Maybe not by choice…but there are perks

While we may be adjusting to this situation at a time that wasn’t of our choosing, there are a number of attributes of working in a distributed fashion that we can control. There are ways for us to work together to optimize the next few weeks/months until things “normalize” again (whatever that will mean or look like). Here are some of the best ideas I’ve run across…

Unexpected Benefits

You can set the temperature to your own liking (no need to wear gloves at the desk - unless you’d rather…)

You can set the lighting to your liking (you get to be that person…turning on the lights in the office in the morning or working in the dark - you know what I’m talking about <7:00ers)

You can light a candle (w/o setting off a building fire alarm)

You can control when you listen to work-small-talk (there isn’t an ambient din of open office work-lite conversation)

You don’t have to smell my microwaved broccoli (sorry about that btw)

Your time is flexible and can be syncopated by personal investment (family, exercise, music)

Optimization tips

Optimize for Focus: Start to observe your own personal flow rhythms. Is the mess behind you distracting you? Clean it up. How long does it take for you to start to have work flow and how do you get past mind-blocks? Take a break. Are you regularly distracted by chat? Manage your notification settings and leave/mute channels that don’t justify their level of distraction.

Start Threading in Slack: Seriously…thread the chatter.

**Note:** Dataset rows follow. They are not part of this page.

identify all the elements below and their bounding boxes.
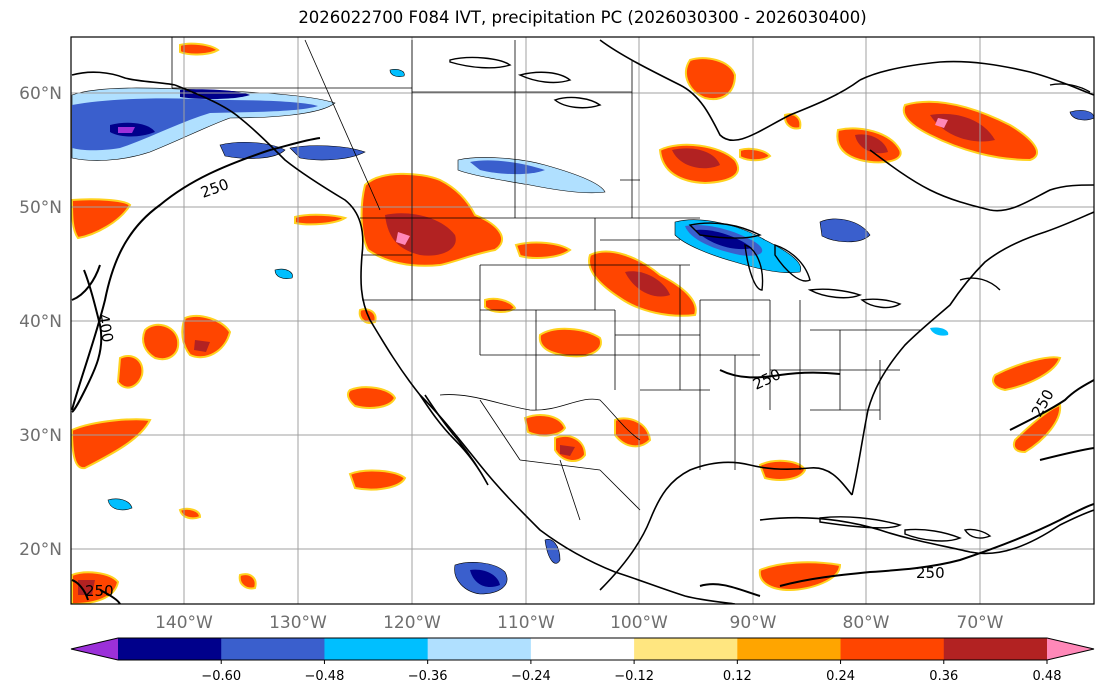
colorbar-swatch <box>221 638 325 660</box>
colorbar: −0.60 −0.48 −0.36 −0.24 −0.12 0.12 0.24 0.36 0.4… <box>70 637 1095 684</box>
colorbar-tick-label: −0.60 <box>201 669 241 684</box>
lat-label: 50°N <box>19 198 62 218</box>
colorbar-outline <box>70 637 1095 661</box>
colorbar-tick-label: −0.24 <box>511 669 551 684</box>
colorbar-tick-label: 0.12 <box>723 669 752 684</box>
longitude-labels: 140°W 130°W 120°W 110°W 100°W 90°W 80°W … <box>155 613 1004 633</box>
colorbar-swatch <box>118 638 222 660</box>
colorbar-tick-label: −0.12 <box>614 669 654 684</box>
lon-label: 140°W <box>155 613 213 633</box>
lon-label: 130°W <box>269 613 327 633</box>
colorbar-swatch <box>840 638 945 660</box>
colorbar-tick-label: −0.48 <box>305 669 345 684</box>
precip-negative-anomalies <box>71 69 1094 595</box>
colorbar-swatch <box>324 638 429 660</box>
colorbar-swatch <box>943 638 1048 660</box>
lat-label: 40°N <box>19 312 62 332</box>
latitude-labels: 60°N 50°N 40°N 30°N 20°N <box>19 84 62 560</box>
lon-label: 120°W <box>383 613 441 633</box>
colorbar-extend-low <box>71 638 118 660</box>
map-frame <box>70 36 1095 605</box>
lon-label: 90°W <box>730 613 777 633</box>
graticule <box>71 37 1094 604</box>
lon-label: 80°W <box>843 613 890 633</box>
colorbar-tick-label: 0.48 <box>1033 669 1062 684</box>
lat-label: 60°N <box>19 84 62 104</box>
ivt-contours <box>71 137 1094 604</box>
colorbar-extend-high <box>1047 638 1094 660</box>
contour-label: 400 <box>94 313 117 344</box>
precip-positive-anomalies <box>71 42 1062 604</box>
lake-outlines <box>688 222 902 309</box>
contour-label: 250 <box>916 564 945 582</box>
colorbar-swatch <box>427 638 532 660</box>
colorbar-tick-label: 0.36 <box>929 669 958 684</box>
lon-label: 100°W <box>610 613 668 633</box>
contour-label: 250 <box>85 582 114 600</box>
colorbar-tick-label: −0.36 <box>408 669 448 684</box>
coastlines <box>71 39 1094 604</box>
colorbar-swatch <box>634 638 738 660</box>
lon-label: 110°W <box>497 613 555 633</box>
island-outlines <box>449 56 1091 542</box>
lon-label: 70°W <box>957 613 1004 633</box>
colorbar-tick-label: 0.24 <box>826 669 855 684</box>
colorbar-swatch <box>530 638 635 660</box>
map-title: 2026022700 F084 IVT, precipitation PC (2… <box>298 8 867 27</box>
colorbar-swatch <box>737 638 842 660</box>
lat-label: 30°N <box>19 426 62 446</box>
state-borders <box>171 37 920 521</box>
lat-label: 20°N <box>19 540 62 560</box>
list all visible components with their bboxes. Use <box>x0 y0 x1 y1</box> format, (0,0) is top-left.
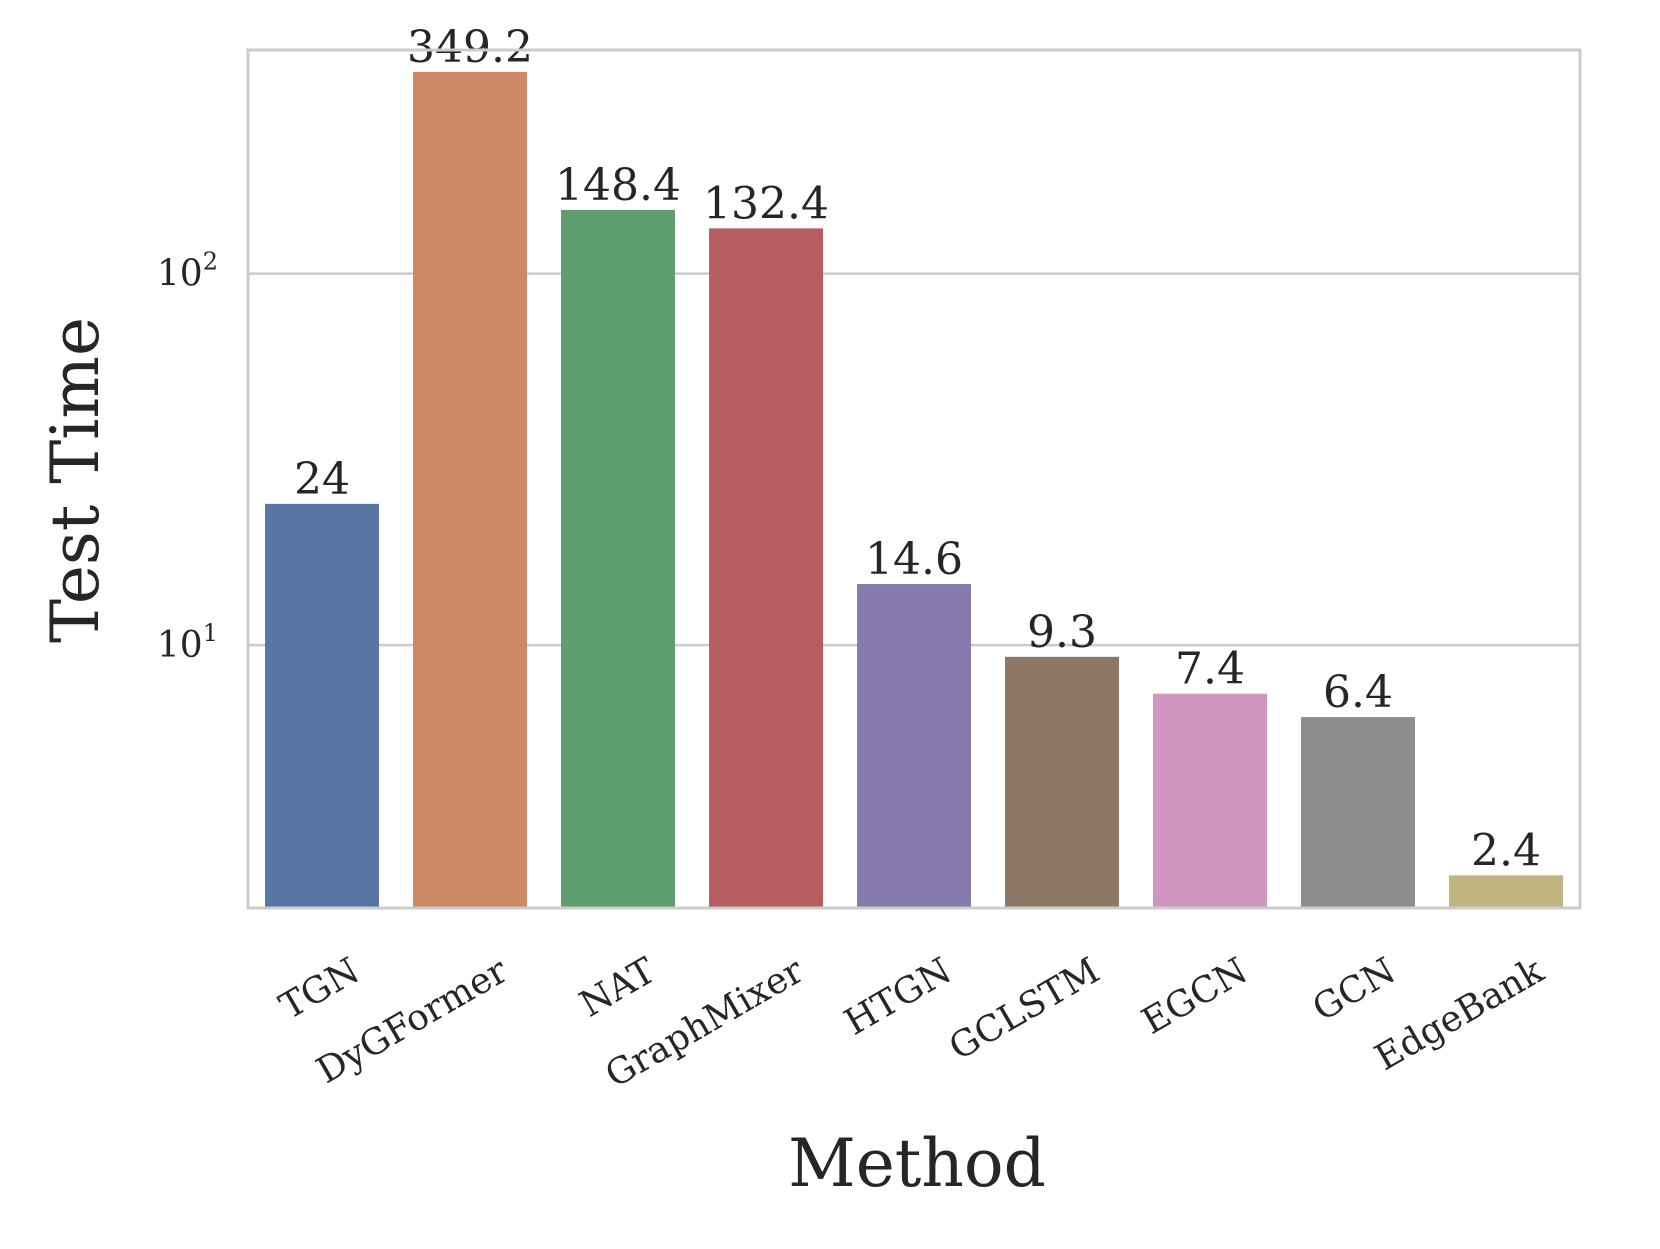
y-tick-label: 101 <box>157 619 218 666</box>
bar-value-label: 24 <box>294 454 350 505</box>
y-tick-label: 102 <box>157 248 218 295</box>
y-axis-title: Test Time <box>37 317 114 643</box>
axes-frame <box>246 48 1582 910</box>
bar-value-label: 349.2 <box>407 22 533 73</box>
bar-value-label: 6.4 <box>1323 667 1393 718</box>
x-tick-label: TGN <box>273 950 366 1028</box>
bar-value-labels: 24 349.2 148.4 132.4 14.6 9.3 7.4 6.4 2.4 <box>294 22 1541 876</box>
bars <box>265 71 1563 908</box>
y-tick-base: 10 <box>157 254 203 295</box>
bar-value-label: 9.3 <box>1027 607 1097 658</box>
bar-graphmixer <box>709 228 823 908</box>
bar-edgebank <box>1449 875 1563 908</box>
y-tick-exponent: 2 <box>203 248 218 276</box>
bar-egcn <box>1153 693 1267 908</box>
x-tick-label: EGCN <box>1135 950 1254 1043</box>
x-tick-label: GCLSTM <box>942 950 1106 1068</box>
bar-tgn <box>265 503 379 908</box>
bar-value-label: 132.4 <box>703 178 829 229</box>
x-tick-label: HTGN <box>838 950 959 1043</box>
bar-htgn <box>857 584 971 908</box>
x-axis-title: Method <box>788 1125 1046 1202</box>
bar-gcn <box>1301 717 1415 908</box>
plot-frame <box>246 48 1582 910</box>
bar-value-label: 2.4 <box>1471 825 1541 876</box>
y-tick-exponent: 1 <box>203 619 218 647</box>
x-tick-label: NAT <box>573 950 662 1025</box>
bar-value-label: 14.6 <box>865 534 963 585</box>
x-tick-label: EdgeBank <box>1368 950 1551 1079</box>
bar-value-label: 7.4 <box>1175 644 1245 695</box>
bar-value-label: 148.4 <box>555 160 681 211</box>
bar-gclstm <box>1005 656 1119 908</box>
bar-dygformer <box>413 71 527 908</box>
y-tick-base: 10 <box>157 625 203 666</box>
bar-nat <box>561 209 675 908</box>
x-tick-label: GCN <box>1306 950 1403 1029</box>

Embrace Asynchronous Communication (realize the new distributed social norms): Once each of us start taking advantage of our flow, we need to realize that breaking into everyone else’s is increasingly taboo. You can’t see if your coworker is jamming some code out w/ some headphones on anymore. You don’t know that a mention in slack is just as much of an interruption as a drive by conversation. Just like how previously we avoided a mention after a teammate has gone home for the day, we’re going to be building new social norms. To that end, make the most of asynchronous communication channels. Prepare more thoughtful write-ups. Read the full article. Don’t just skim, listen actively and add comments.

Assume Positive Intent: as our team begins to embrace async communication channels, we need to realize that the non-verbal soft skills in communication get a lobotomy and we easily revert to functioning in a fight-or-flight mode. However, if we change our default reception of others’ contribution as coming from a place of common interest, and if we’re as humane as possible with the material we produce, it’ll go a long way to filling the gap.

Use Emojis: With the opacity of written communication, we’re going to need to bend some grammar rules so that we can soften and personalize what we write. This doesn’t just apply to emojis, it even applies to capitalization and punctuation. Just think of the difference in what you perceive from the following sentences: “no, that’s not it”; “No, that’s not it”; “No, that’s not it 😜”. Put some life in your writing!

Continue to invest in Relationships (they’re still important!): Though you might not be able to shake hands or high five anymore, you’re still on a team. As a team, you need to understand how to best compliment one another and optimize your handoffs.

Looking Ahead - It’s Time to Be Even Better!

With this thing we’re all living through…COVID-19, isolation, working from home…the world is getting an opportunity, a collective epiphany that we need to be better in order to meet tomorrow’s challenges. And when looking at tomorrow’s challenges, that could be somewhat daunting for folks with imposter syndrome. It’s somewhat improbable that we will play an important role in the rollout of a vaccine or the effective operation of Government, but we have a key role to play. We’re supporting one another. We’re a part of a business (taxes, employment, profit). We at SPS are enabling the supply chain to function. I do not think it’s hyperbolic to say that the world needs SPS (& the broader tech community), and it needs us to be better. So, in this time of changing surroundings, let’s make the most of this ‘opportunity’ and #GetAfterIt.